The company, which is focussed on addressing iron deficiency, in a statement explained that the study was intended to provide data comparing oral Feraccru /Accrufer against intravenous iron therapy, to allow economic data capture and analysis.
It was not intended as registration study and its regulatory status are unaffected by the study, Shield added.
Back in March, the company launched a thorough and complete review of that analysis as it announced that the primary endpoint had not been reached. The review work is now complete.

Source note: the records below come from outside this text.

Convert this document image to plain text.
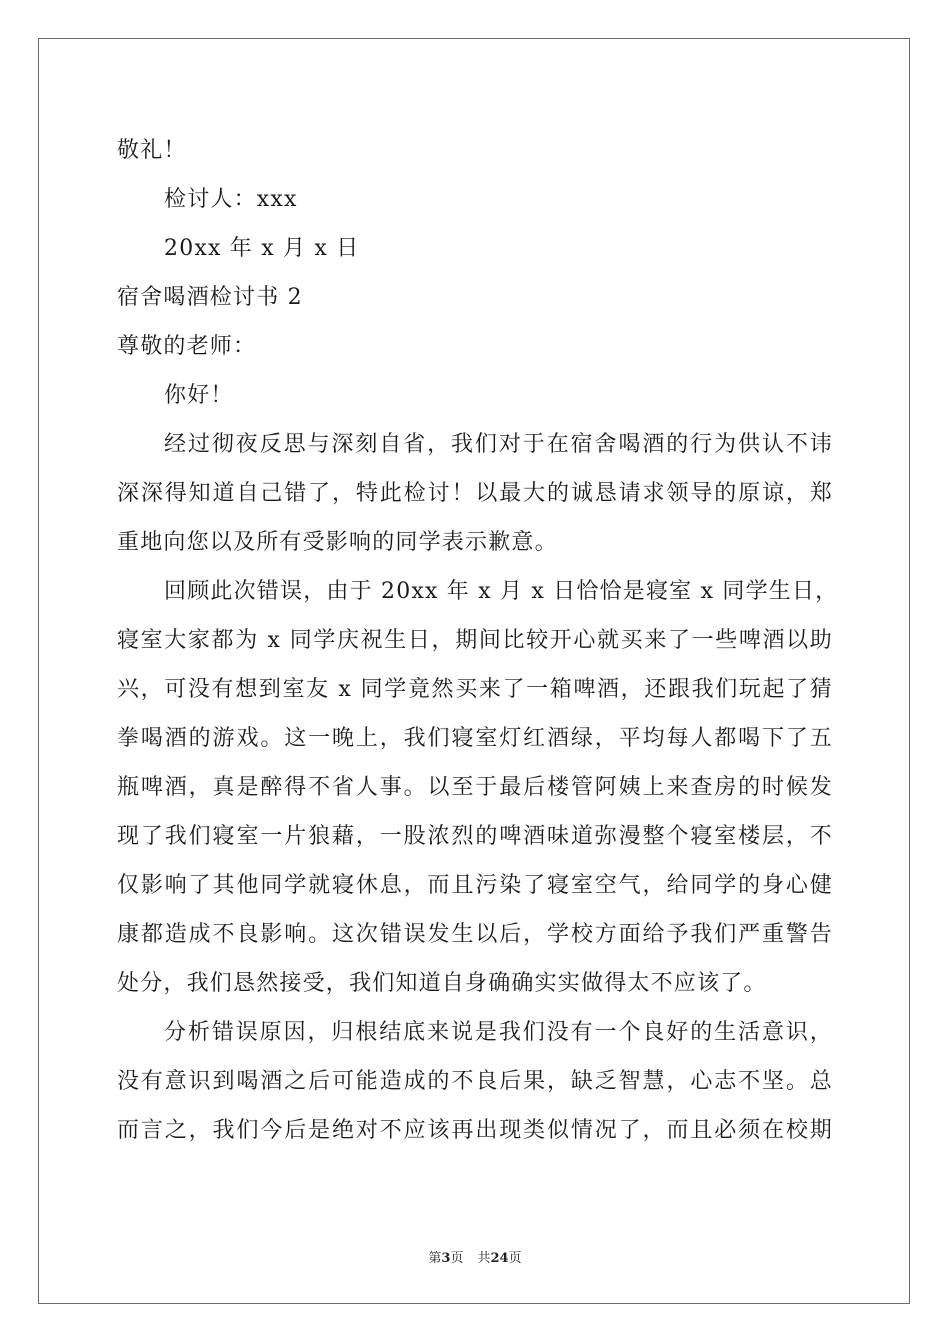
敬礼！
检讨人：xxx
20xx 年 x 月 x 日
宿舍喝酒检讨书 2
尊敬的老师：
你好！
经过彻夜反思与深刻自省，我们对于在宿舍喝酒的行为供认不讳
深深得知道自己错了，特此检讨！以最大的诚恳请求领导的原谅，郑
重地向您以及所有受影响的同学表示歉意。
回顾此次错误，由于 20xx 年 x 月 x 日恰恰是寝室 x 同学生日，
寝室大家都为 x 同学庆祝生日，期间比较开心就买来了一些啤酒以助
兴，可没有想到室友 x 同学竟然买来了一箱啤酒，还跟我们玩起了猜
拳喝酒的游戏。这一晚上，我们寝室灯红酒绿，平均每人都喝下了五
瓶啤酒，真是醉得不省人事。以至于最后楼管阿姨上来查房的时候发
现了我们寝室一片狼藉，一股浓烈的啤酒味道弥漫整个寝室楼层，不
仅影响了其他同学就寝休息，而且污染了寝室空气，给同学的身心健
康都造成不良影响。这次错误发生以后，学校方面给予我们严重警告
处分，我们恳然接受，我们知道自身确确实实做得太不应该了。
分析错误原因，归根结底来说是我们没有一个良好的生活意识，
没有意识到喝酒之后可能造成的不良后果，缺乏智慧，心志不坚。总
而言之，我们今后是绝对不应该再出现类似情况了，而且必须在校期
第3页 共24页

The reanalysis confirms that Feraccru/Accrufer is a credible alternative to IV therapy for iron deficiency anaemia, and, corrects anaemia and maintains iron levels over the long term.
"We are very pleased that the reanalysis of the AEGIS-H2H study data demonstrates that Feraccru/Accrufer is a credible alternative to IV therapy and offers economic advantages,” said Tim Watts, Shield chief executive.

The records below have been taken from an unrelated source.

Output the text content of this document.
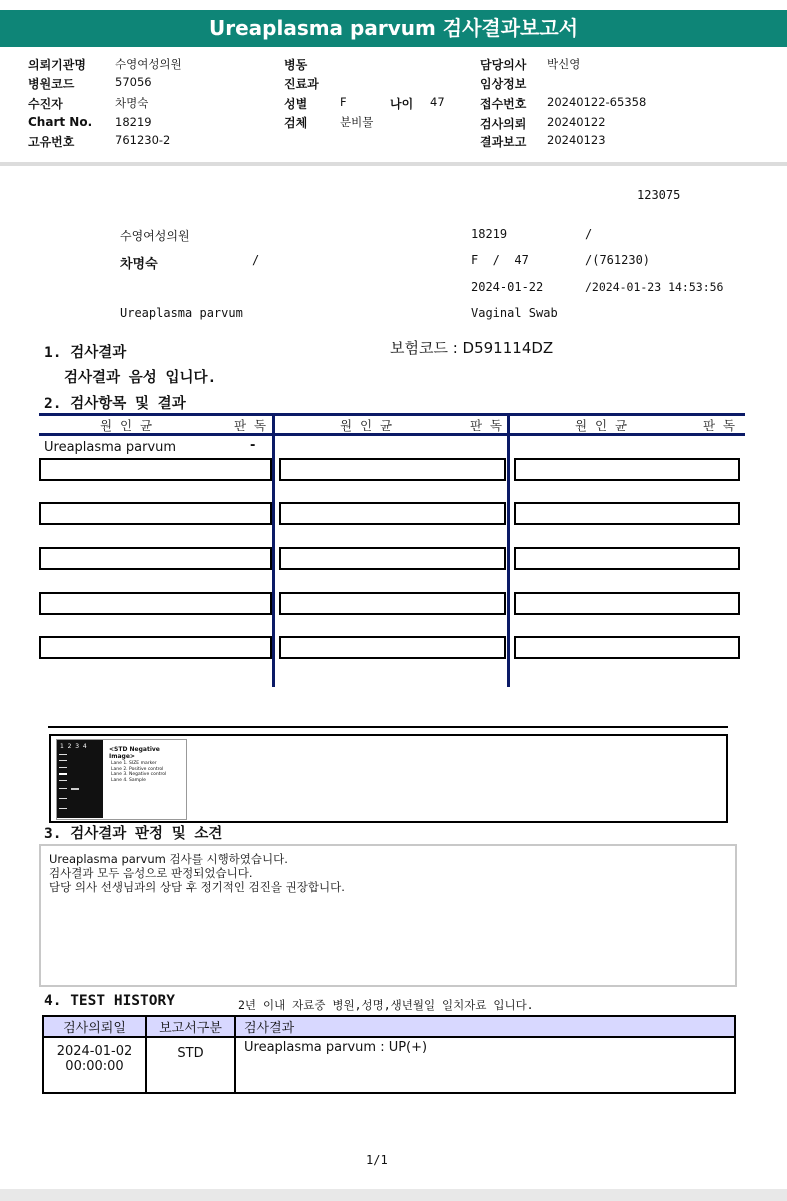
Ureaplasma parvum 검사결과보고서
의뢰기관명	수영여성의원
병원코드	57056
수진자	차명숙
Chart No. 18219
고유번호	761230-2
병동
진료과
성별	F	나이 47
검체	분비물
담당의사 박신영
임상정보
접수번호 20240122-65358
검사의뢰 20240122
결과보고 20240123
123075
수영여성의원	18219	/
차명숙	/	F  /  47	/(761230)
2024-01-22	/2024-01-23 14:53:56
Ureaplasma parvum	Vaginal Swab
1. 검사결과	보험코드 : D591114DZ
검사결과 음성 입니다.
2. 검사항목 및 결과
원  인  균	판  독	원  인  균	판  독	원  인  균	판  독
Ureaplasma parvum	-
1  2  3  4	<STD Negative Image>
Lane 1. SIZE marker
Lane 2. Positive control
Lane 3. Negative control
Lane 4. Sample
3. 검사결과 판정 및 소견
Ureaplasma parvum 검사를 시행하였습니다.
검사결과 모두 음성으로 판정되었습니다.
담당 의사 선생님과의 상담 후 정기적인 검진을 권장합니다.
4. TEST HISTORY	2년 이내 자료중 병원,성명,생년월일 일치자료 입니다.
검사의뢰일	보고서구분	검사결과

2024-01-02
00:00:00	STD	Ureaplasma parvum : UP(+)
1/1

“Having resolved the anomalies seen in the original analysis the study results can now be used with confidence for further health economics analysis and to support pricing and reimbursement applications in Europe."
Dr Stephanie Howaldt, one of the study investigators, meanwhile, added: “In my daily clinical practice, I am looking for an effective, easy to use, well-tolerated and cost-efficient long-term therapeutic approach treating patients with IDA.
“This analysis showed clinical meaningful responses with both ferric carboxymaltose and ferric maltol after 4 weeks and the results are consistent with the ferric maltol pivotal Phase III study programme.
“Most importantly, ferric maltol demonstrated comparable effectiveness at maintaining Hb and iron status for up to 52 weeks, preventing relapse, which was seen frequently in the ferric carboxymaltose group, requiring additional IV therapy.
“Ferric maltol is therefore an appropriate cost-effective alternative to IV iron especially for long-term treatment of IDA in IBD."
In London, Shield shares rose by 31.5p or 34% to change hands at 123p each.